My UDub dorm-mates Charlie, Pat and I decided to visit Whidbey Island one sunny Saturday morning.  We piled into Charlie’s green-and-ivory 1956 Chevy Bel Air, stopped for a quick burger at Dick’s on 45th and headed up the brand-new I-5 freeway to Mukilteo.  The Seattle-to-Everett leg of the highway had just been dedicated the prior February, with that year’s “Miss Sno-King” cutting the ribbon.

We had no idea what we’d do on Whidbey.  We’d heard that some mellow people hung out there.  In the 60s, mellow usually meant glassy-eyed college drop-outs in tie-dyed T-shirts who said “wow” a lot.  Imagine, then, our disappointment when we got off the ferry in Clinton to find a lot of old dudes who looked like our dads and spent their weekends on Whidbey fishing and playing cribbage.  Bummer.

We did meet one hippie guy selling T-shirts and macramé by the side of the road near Langley.  He said there were some mellow folks on the island but they lived in the woods so they could do whatever they wanted.  He told us to drive up the island to a little ghost town called Coupeville.  It had a lot of cool old buildings, he said.

I don’t have much recollection of our visit to Coupeville that day, except I think we had a good time.  This was years before tourist hordes began to descend on the town to enjoy a charming, quaint experience.  Front Street was mostly a hang-out for locals.  It even had lots of places to park.

In the years since, I have talked with friends and long-timers to refresh my memory of that first visit in 1965.  Everybody agrees that old dudes and hippies got along just fine in Coupeville.  There was even a head shop in Mariners Court.

Actually, it was an import store called the Asia Moon.  But it did sell a few items designed to enhance one’s smoking pleasure – long before those new-fangled cannabis shops that have opened in the past year.
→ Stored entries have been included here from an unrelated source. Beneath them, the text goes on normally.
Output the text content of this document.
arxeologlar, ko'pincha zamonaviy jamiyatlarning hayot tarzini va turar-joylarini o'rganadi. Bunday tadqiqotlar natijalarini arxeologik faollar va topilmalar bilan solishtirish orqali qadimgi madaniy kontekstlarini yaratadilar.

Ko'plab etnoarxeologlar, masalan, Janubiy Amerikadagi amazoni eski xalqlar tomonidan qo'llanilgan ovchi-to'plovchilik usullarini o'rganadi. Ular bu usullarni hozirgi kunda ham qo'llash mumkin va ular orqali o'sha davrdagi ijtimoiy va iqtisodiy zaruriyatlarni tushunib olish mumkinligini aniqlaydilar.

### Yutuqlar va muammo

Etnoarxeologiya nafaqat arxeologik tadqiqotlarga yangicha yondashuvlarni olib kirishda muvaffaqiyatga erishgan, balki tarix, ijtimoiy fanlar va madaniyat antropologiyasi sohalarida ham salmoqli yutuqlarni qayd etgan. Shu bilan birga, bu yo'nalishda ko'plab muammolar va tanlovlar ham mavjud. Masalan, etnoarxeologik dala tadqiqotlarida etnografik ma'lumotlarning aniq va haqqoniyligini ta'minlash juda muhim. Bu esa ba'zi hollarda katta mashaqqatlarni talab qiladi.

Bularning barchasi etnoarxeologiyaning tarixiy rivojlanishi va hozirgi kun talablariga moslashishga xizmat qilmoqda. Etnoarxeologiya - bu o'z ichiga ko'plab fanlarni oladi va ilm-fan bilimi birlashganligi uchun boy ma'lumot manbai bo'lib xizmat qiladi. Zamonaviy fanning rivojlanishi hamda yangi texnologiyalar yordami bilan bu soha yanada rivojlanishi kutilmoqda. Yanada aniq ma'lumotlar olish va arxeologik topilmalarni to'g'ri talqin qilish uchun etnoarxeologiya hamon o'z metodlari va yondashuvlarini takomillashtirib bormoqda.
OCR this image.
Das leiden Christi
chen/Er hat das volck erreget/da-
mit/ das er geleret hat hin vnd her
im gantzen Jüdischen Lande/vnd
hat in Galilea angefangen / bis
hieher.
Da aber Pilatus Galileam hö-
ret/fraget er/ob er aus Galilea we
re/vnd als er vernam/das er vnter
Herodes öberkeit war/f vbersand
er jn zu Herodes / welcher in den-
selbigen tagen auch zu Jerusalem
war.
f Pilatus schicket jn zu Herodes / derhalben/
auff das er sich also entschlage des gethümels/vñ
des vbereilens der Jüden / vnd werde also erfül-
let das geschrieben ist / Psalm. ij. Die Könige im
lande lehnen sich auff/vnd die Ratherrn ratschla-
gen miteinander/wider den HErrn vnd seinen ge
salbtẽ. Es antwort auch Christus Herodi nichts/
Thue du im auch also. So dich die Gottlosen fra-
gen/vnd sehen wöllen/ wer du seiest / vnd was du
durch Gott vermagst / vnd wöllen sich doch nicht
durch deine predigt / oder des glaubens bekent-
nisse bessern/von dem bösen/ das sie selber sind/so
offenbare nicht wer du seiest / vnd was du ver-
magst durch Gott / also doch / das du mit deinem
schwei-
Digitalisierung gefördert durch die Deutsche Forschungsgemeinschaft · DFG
Mariners Court also had a unique shop called Knots and Bolts that sold macramé products of every description.  I can just imagine an old fisher-dude telling the hippie at Knots and Bolts that he thought hemp was good for making rope, not plant hangers, roach clips and shoulder bags.

From my vantage point 50 years later, it’s easy to see why Whidbey, and Coupeville in particular, have become such a popular place to retire for those of us who survived the 1960s.  Old dudes and hippies still get along just fine.  And some people still do pretty much whatever they want in the woods.

It was cool to visit the Rock in 1965 as a callow youth.  But it’s way more cool to live here in 2015 as an old dude.  Peace, love and arthritic brotherhood, everybody!